Le 5 mars 2025, les présidents Alassane Ouattara et John Dramani Mahama ont tenu une conférence de presse conjointe à Abidjan, marquant une étape importante dans la coopération entre la Côte d’Ivoire et le Ghana. Cette rencontre en marge de la visite officielle du nouveau président Ghanéen en Côte-d’Ivoire, a abordé des sujets clés tels que la coopération économique, la sécurité régionale et le rôle du Ghana dans les négociations avec l’Alliance des États du Sahel (AES).
Le retour au pouvoir de John Dramani Mahama, après huit ans d’absence, a suscité un regain d’intérêt pour les dynamiques politiques en Afrique de l’Ouest.
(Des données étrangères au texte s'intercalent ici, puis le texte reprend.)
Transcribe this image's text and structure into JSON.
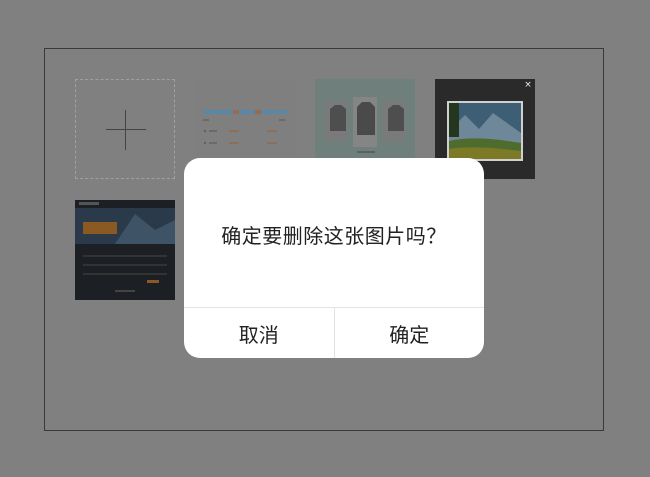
{
  "gallery": {
    "add_icon": "plus-icon",
    "thumbnails": [
      {
        "name": "pricing-table-image",
        "description_icon": "image-icon"
      },
      {
        "name": "tshirt-product-image",
        "description_icon": "image-icon"
      },
      {
        "name": "landscape-lightbox-image",
        "description_icon": "image-icon",
        "close_icon": "close-icon",
        "close_glyph": "×"
      },
      {
        "name": "architecture-website-image",
        "description_icon": "image-icon"
      }
    ]
  },
  "dialog": {
    "message": "确定要删除这张图片吗？",
    "cancel_label": "取消",
    "confirm_label": "确定"
  },
  "colors": {
    "overlay": "#808080",
    "dialog_bg": "#ffffff",
    "divider": "#e2e2e2"
  }
}
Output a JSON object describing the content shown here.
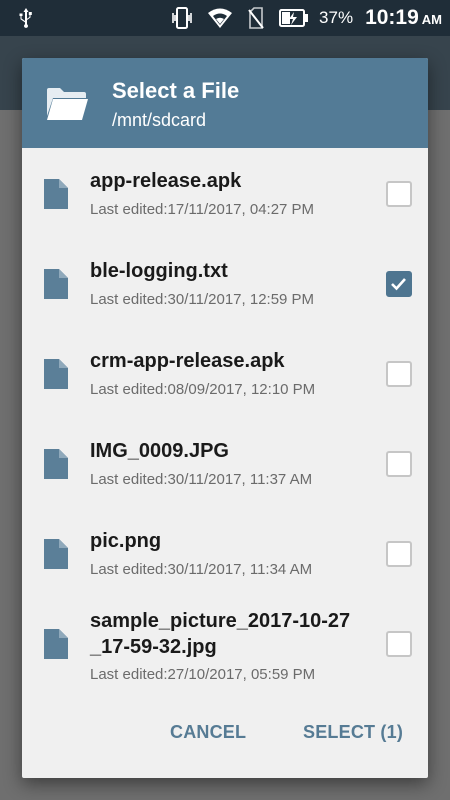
{
  "status_bar": {
    "usb_icon": "usb-icon",
    "vibrate_icon": "vibrate-icon",
    "wifi_icon": "wifi-icon",
    "signal_icon": "no-signal-icon",
    "battery_icon": "battery-charging-icon",
    "battery": "37%",
    "time": "10:19",
    "ampm": "AM"
  },
  "dialog": {
    "icon": "folder-icon",
    "title": "Select a File",
    "path": "/mnt/sdcard",
    "files": [
      {
        "name": "app-release.apk",
        "date": "Last edited:17/11/2017, 04:27 PM",
        "checked": false
      },
      {
        "name": "ble-logging.txt",
        "date": "Last edited:30/11/2017, 12:59 PM",
        "checked": true
      },
      {
        "name": "crm-app-release.apk",
        "date": "Last edited:08/09/2017, 12:10 PM",
        "checked": false
      },
      {
        "name": "IMG_0009.JPG",
        "date": "Last edited:30/11/2017, 11:37 AM",
        "checked": false
      },
      {
        "name": "pic.png",
        "date": "Last edited:30/11/2017, 11:34 AM",
        "checked": false
      },
      {
        "name": "sample_picture_2017-10-27_17-59-32.jpg",
        "date": "Last edited:27/10/2017, 05:59 PM",
        "checked": false
      }
    ],
    "cancel_label": "CANCEL",
    "select_label": "SELECT (1)"
  },
  "colors": {
    "header": "#537b96",
    "accent": "#567b94",
    "checkbox_checked": "#4e7590",
    "status_bar": "#1f2d38"
  }
}
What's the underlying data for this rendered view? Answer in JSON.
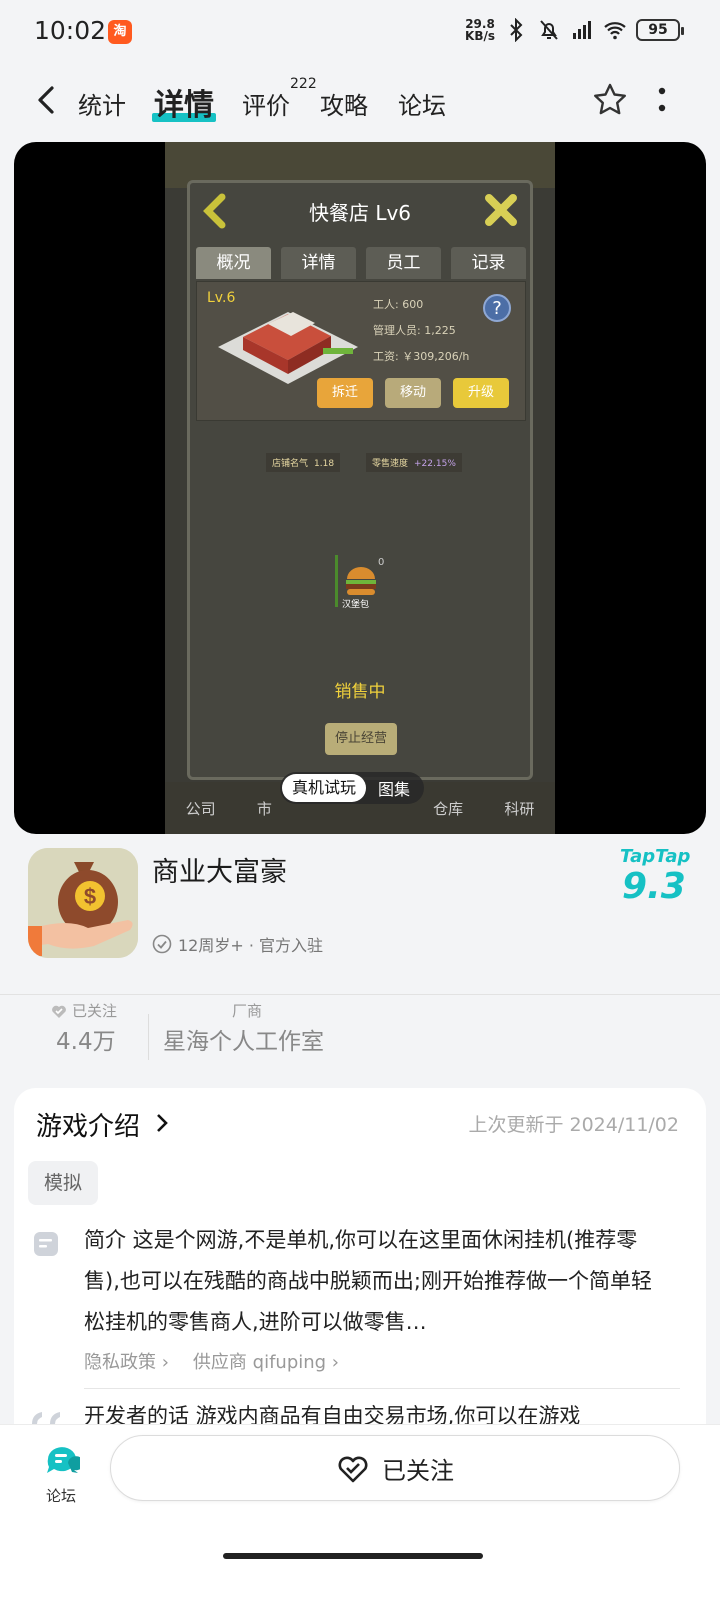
{
  "status": {
    "time": "10:02",
    "taobao_badge": "淘",
    "speed_top": "29.8",
    "speed_unit": "KB/s",
    "battery": "95"
  },
  "nav": {
    "tabs": [
      "统计",
      "详情",
      "评价",
      "攻略",
      "论坛"
    ],
    "active_tab": "详情",
    "review_count": "222"
  },
  "media": {
    "game": {
      "title": "快餐店 Lv6",
      "tabs": [
        "概况",
        "详情",
        "员工",
        "记录"
      ],
      "level": "Lv.6",
      "workers": "工人: 600",
      "managers": "管理人员: 1,225",
      "wage": "工资: ￥309,206/h",
      "buttons": [
        "拆迁",
        "移动",
        "升级"
      ],
      "reputation_label": "店铺名气",
      "reputation_value": "1.18",
      "retail_label": "零售速度",
      "retail_value": "+22.15%",
      "item_name": "汉堡包",
      "item_count": "0",
      "status": "销售中",
      "stop_btn": "停止经营",
      "bottom_nav": [
        "公司",
        "市",
        "仓库",
        "科研"
      ]
    },
    "pill_active": "真机试玩",
    "pill_other": "图集"
  },
  "app": {
    "name": "商业大富豪",
    "meta": "12周岁+ · 官方入驻",
    "brand": "TapTap",
    "score": "9.3"
  },
  "stats": {
    "follow_label": "已关注",
    "follow_value": "4.4万",
    "vendor_label": "厂商",
    "vendor_value": "星海个人工作室"
  },
  "intro": {
    "title": "游戏介绍",
    "updated": "上次更新于 2024/11/02",
    "tag": "模拟",
    "description": "简介 这是个网游,不是单机,你可以在这里面休闲挂机(推荐零售),也可以在残酷的商战中脱颖而出;刚开始推荐做一个简单轻松挂机的零售商人,进阶可以做零售…",
    "privacy": "隐私政策",
    "supplier": "供应商 qifuping",
    "dev_words": "开发者的话 游戏内商品有自由交易市场,你可以在游戏"
  },
  "bottom": {
    "forum_label": "论坛",
    "follow_btn": "已关注"
  },
  "colors": {
    "accent": "#16c1c4",
    "game_yellow": "#f0d13c"
  }
}
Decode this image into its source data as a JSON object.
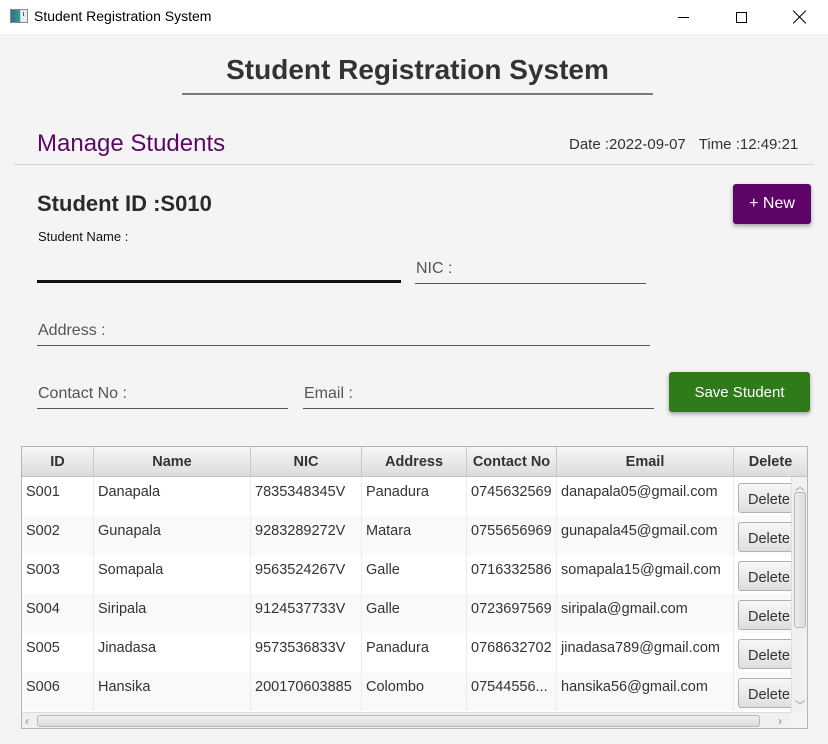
{
  "window": {
    "title": "Student Registration System",
    "icon": "java-app-icon",
    "controls": [
      "minimize",
      "maximize",
      "close"
    ]
  },
  "header": {
    "title": "Student Registration System"
  },
  "section": {
    "title": "Manage Students",
    "date_label": "Date :2022-09-07",
    "time_label": "Time :12:49:21",
    "title_color": "#5c0766"
  },
  "form": {
    "student_id_label": "Student ID :S010",
    "new_button": "+ New",
    "new_button_color": "#5e0367",
    "student_name": {
      "label": "Student Name :",
      "value": ""
    },
    "nic": {
      "placeholder": "NIC :",
      "value": ""
    },
    "address": {
      "placeholder": "Address :",
      "value": ""
    },
    "contact": {
      "placeholder": "Contact No :",
      "value": ""
    },
    "email": {
      "placeholder": "Email :",
      "value": ""
    },
    "save_button": "Save Student",
    "save_button_color": "#2f7a19"
  },
  "table": {
    "columns": [
      "ID",
      "Name",
      "NIC",
      "Address",
      "Contact No",
      "Email",
      "Delete"
    ],
    "delete_label": "Delete",
    "rows": [
      [
        "S001",
        "Danapala",
        "7835348345V",
        "Panadura",
        "0745632569",
        "danapala05@gmail.com"
      ],
      [
        "S002",
        "Gunapala",
        "9283289272V",
        "Matara",
        "0755656969",
        "gunapala45@gmail.com"
      ],
      [
        "S003",
        "Somapala",
        "9563524267V",
        "Galle",
        "0716332586",
        "somapala15@gmail.com"
      ],
      [
        "S004",
        "Siripala",
        "9124537733V",
        "Galle",
        "0723697569",
        "siripala@gmail.com"
      ],
      [
        "S005",
        "Jinadasa",
        "9573536833V",
        "Panadura",
        "0768632702",
        "jinadasa789@gmail.com"
      ],
      [
        "S006",
        "Hansika",
        "200170603885",
        "Colombo",
        "07544556...",
        "hansika56@gmail.com"
      ]
    ]
  }
}
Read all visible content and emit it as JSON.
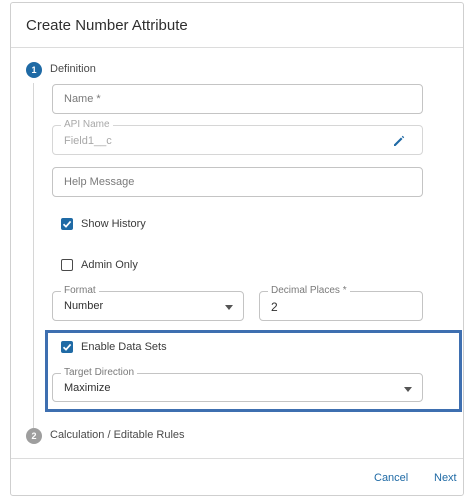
{
  "dialog": {
    "title": "Create Number Attribute",
    "cancel_label": "Cancel",
    "next_label": "Next"
  },
  "steps": [
    {
      "number": "1",
      "label": "Definition",
      "state": "active"
    },
    {
      "number": "2",
      "label": "Calculation / Editable Rules",
      "state": "inactive"
    }
  ],
  "form": {
    "name_placeholder": "Name *",
    "api_name": {
      "label": "API Name",
      "value": "Field1__c"
    },
    "help_placeholder": "Help Message",
    "show_history": {
      "label": "Show History",
      "checked": true
    },
    "admin_only": {
      "label": "Admin Only",
      "checked": false
    },
    "format": {
      "label": "Format",
      "value": "Number"
    },
    "decimal_places": {
      "label": "Decimal Places *",
      "value": "2"
    },
    "enable_data_sets": {
      "label": "Enable Data Sets",
      "checked": true
    },
    "target_direction": {
      "label": "Target Direction",
      "value": "Maximize"
    }
  },
  "icons": {
    "edit": "pencil-icon",
    "check": "check-icon",
    "dropdown": "chevron-down-icon"
  },
  "colors": {
    "accent": "#1f6aa5",
    "highlight": "#3e6fb0",
    "step_inactive": "#9e9e9e"
  }
}
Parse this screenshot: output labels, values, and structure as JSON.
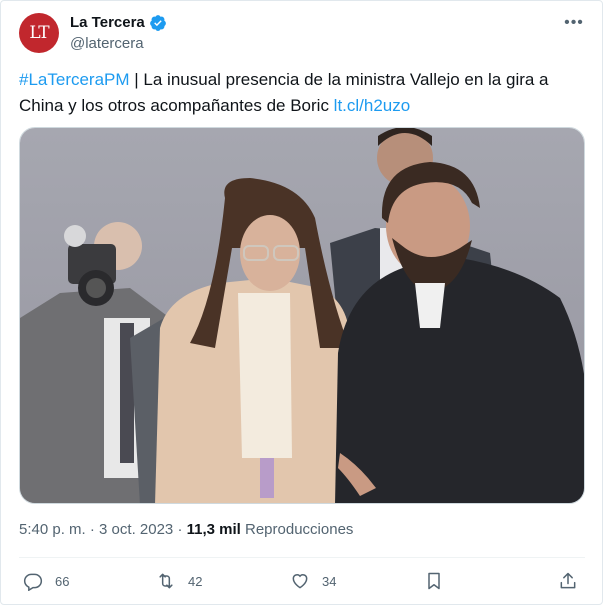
{
  "author": {
    "avatar_text": "LT",
    "name": "La Tercera",
    "handle": "@latercera",
    "verified": true
  },
  "tweet": {
    "hashtag": "#LaTerceraPM",
    "body": " | La inusual presencia de la ministra Vallejo en la gira a China y los otros acompañantes de Boric ",
    "link": "lt.cl/h2uzo"
  },
  "meta": {
    "time": "5:40 p. m.",
    "separator": " · ",
    "date": "3 oct. 2023",
    "separator2": " · ",
    "views_count": "11,3 mil",
    "views_label": " Reproducciones"
  },
  "actions": {
    "replies": "66",
    "retweets": "42",
    "likes": "34"
  },
  "colors": {
    "brand": "#c1272d",
    "link": "#1d9bf0",
    "muted": "#536471"
  }
}
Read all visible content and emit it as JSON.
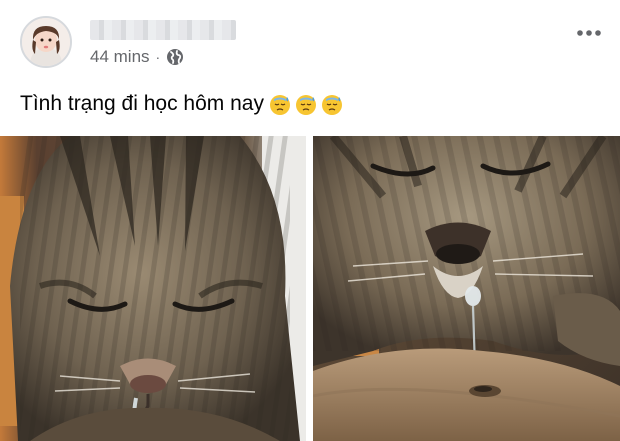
{
  "post": {
    "author_name": "",
    "timestamp": "44 mins",
    "separator": "·",
    "privacy_icon": "globe-icon",
    "more_icon": "more-horizontal-icon",
    "text": "Tình trạng đi học hôm nay",
    "emojis": [
      "downcast-face-with-sweat-icon",
      "downcast-face-with-sweat-icon",
      "downcast-face-with-sweat-icon"
    ],
    "photos": [
      {
        "subject": "cat-photo"
      },
      {
        "subject": "cat-photo"
      }
    ]
  },
  "colors": {
    "secondary_text": "#65676b",
    "primary_text": "#050505",
    "emoji_face": "#f7c531",
    "emoji_sweat": "#4a9be0"
  }
}
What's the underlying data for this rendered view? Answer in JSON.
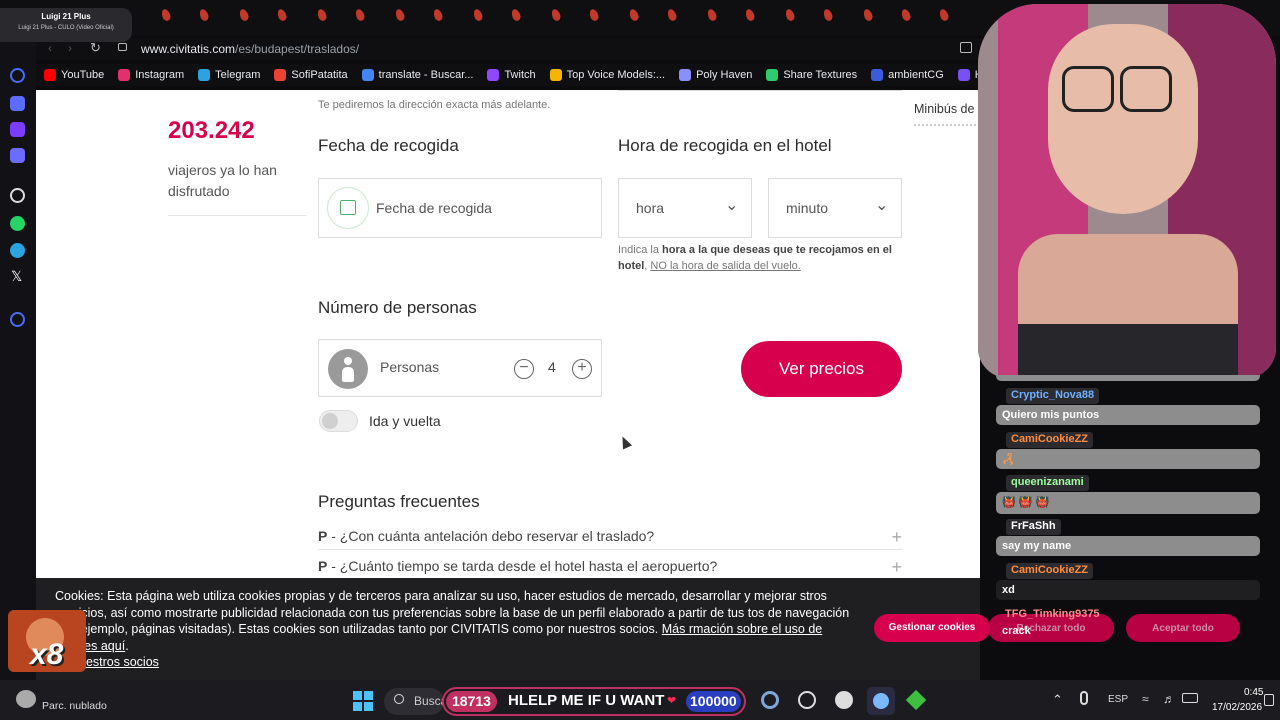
{
  "media_pill": {
    "title": "Luigi 21 Plus",
    "subtitle": "Luigi 21 Plus - CULO (Video Oficial)"
  },
  "browser": {
    "url_prefix": "www.civitatis.com",
    "url_path": "/es/budapest/traslados/",
    "bookmarks": [
      {
        "label": "YouTube",
        "color": "#ff0000"
      },
      {
        "label": "Instagram",
        "color": "#e1306c"
      },
      {
        "label": "Telegram",
        "color": "#2aa3e0"
      },
      {
        "label": "SofiPatatita",
        "color": "#ea4335"
      },
      {
        "label": "translate - Buscar...",
        "color": "#4285f4"
      },
      {
        "label": "Twitch",
        "color": "#9146ff"
      },
      {
        "label": "Top Voice Models:...",
        "color": "#f4b400"
      },
      {
        "label": "Poly Haven",
        "color": "#8a8fff"
      },
      {
        "label": "Share Textures",
        "color": "#2ecc71"
      },
      {
        "label": "ambientCG",
        "color": "#3b5bdb"
      },
      {
        "label": "Ha",
        "color": "#7950f2"
      }
    ]
  },
  "page": {
    "top_note": "Te pediremos la dirección exacta más adelante.",
    "side_label": "Minibús de",
    "travelers_count": "203.242",
    "travelers_text": "viajeros ya lo han disfrutado",
    "date_heading": "Fecha de recogida",
    "date_placeholder": "Fecha de recogida",
    "time_heading": "Hora de recogida en el hotel",
    "hour_select": "hora",
    "minute_select": "minuto",
    "time_hint_1": "Indica la ",
    "time_hint_bold": "hora a la que deseas que te recojamos en el hotel",
    "time_hint_2": ", ",
    "time_hint_link": "NO la hora de salida del vuelo.",
    "people_heading": "Número de personas",
    "people_label": "Personas",
    "people_value": "4",
    "round_trip_label": "Ida y vuelta",
    "round_trip_on": false,
    "cta": "Ver precios",
    "faq_heading": "Preguntas frecuentes",
    "faq": [
      {
        "prefix": "P",
        "q": "¿Con cuánta antelación debo reservar el traslado?"
      },
      {
        "prefix": "P",
        "q": "¿Cuánto tiempo se tarda desde el hotel hasta el aeropuerto?"
      }
    ],
    "accent": "#d6004c"
  },
  "cookie": {
    "text": "Cookies: Esta página web utiliza cookies propias y de terceros para analizar su uso, hacer estudios de mercado, desarrollar y mejorar stros servicios, así como mostrarte publicidad relacionada con tus preferencias sobre la base de un perfil elaborado a partir de tus tos de navegación (por ejemplo, páginas visitadas). Estas cookies son utilizadas tanto por CIVITATIS como por nuestros socios. ",
    "link": "Más rmación sobre el uso de cookies aquí",
    "after_link": ".",
    "link2": "uestros socios",
    "btn_manage": "Gestionar cookies",
    "btn_reject": "Rechazar todo",
    "btn_accept": "Aceptar todo"
  },
  "chat": [
    {
      "user": "Cryptic_Nova88",
      "user_color": "#6fb0ff",
      "msg": "Quiero mis puntos"
    },
    {
      "user": "CamiCookieZZ",
      "user_color": "#ff8c3a",
      "msg": "🦂"
    },
    {
      "user": "queenizanami",
      "user_color": "#9dff9d",
      "msg": "👹 👹 👹"
    },
    {
      "user": "FrFaShh",
      "user_color": "#ffffff",
      "msg": "say my name"
    },
    {
      "user": "CamiCookieZZ",
      "user_color": "#ff8c3a",
      "msg": "xd"
    },
    {
      "user": "TFG_Timking9375",
      "user_color": "#ff8c8c",
      "msg": "crack"
    }
  ],
  "overlay": {
    "multiplier": "x8"
  },
  "taskbar": {
    "weather": "Parc. nublado",
    "search": "Busca",
    "points": "18713",
    "banner": "HLELP ME IF U WANT",
    "goal": "100000",
    "lang": "ESP",
    "time": "0:45",
    "date": "17/02/2026"
  }
}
Élu en décembre 2024 avec 56,55 % des voix, il a été investi le 7 janvier 2025, devenant ainsi le premier président ghanéen à effectuer un retour non consécutif à la présidence.
Lors de sa visite en Côte d’Ivoire ce mercredi 5 mars 2025, le président Mahama a exprimé sa volonté de renforcer la coopération bilatérale dans divers domaines. Il a salué les performances économiques de la Côte d’Ivoire et a proposé une collaboration accrue dans les secteurs du commerce, de l’environnement et de la lutte contre le terrorisme. Les deux dirigeants ont également discuté de la filière cacao, essentielle pour les économies des deux pays, ainsi que des défis environnementaux et énergétiques auxquels la région est confrontée.
Un point notable de cette rencontre a été la discussion sur le rôle potentiel du Ghana dans les négociations avec l’Alliance des États du Sahel (AES). Malgré le retrait de l’AES de la Communauté économique des États de l’Afrique de l’Ouest (CEDEAO), le Ghana s’efforce de maintenir des liens entre les deux organisations sous-régionales. Le président Mahama a récemment nommé un ancien chef de la sécurité nationale comme envoyé spécial auprès de l’AES, démontrant l’engagement du Ghana à promouvoir la stabilité et la coopération régionales.
La position stratégique du Ghana en tant que membre de la CEDEAO et son engagement envers l’AES pourraient faciliter le dialogue et les échanges de renseignements entre les pays de la région. Des initiatives telles que l’Initiative d’Accra, qui réunit le Ghana, la Côte d’Ivoire, le Bénin, le Togo et des États de l’AES, pourraient servir de plateformes pour renforcer la coopération en matière de sécurité et promouvoir la stabilité régionale.
Enfin, la visite du président Mahama en Côte d’Ivoire et les discussions engagées avec le président Ouattara illustrent une volonté commune de renforcer les relations bilatérales et de jouer un rôle actif dans la promotion de la stabilité en Afrique de l’Ouest. La coopération accrue entre la Côte d’Ivoire et le Ghana pourrait servir de catalyseur pour des initiatives régionales visant à relever les défis sécuritaires et économiques actuels.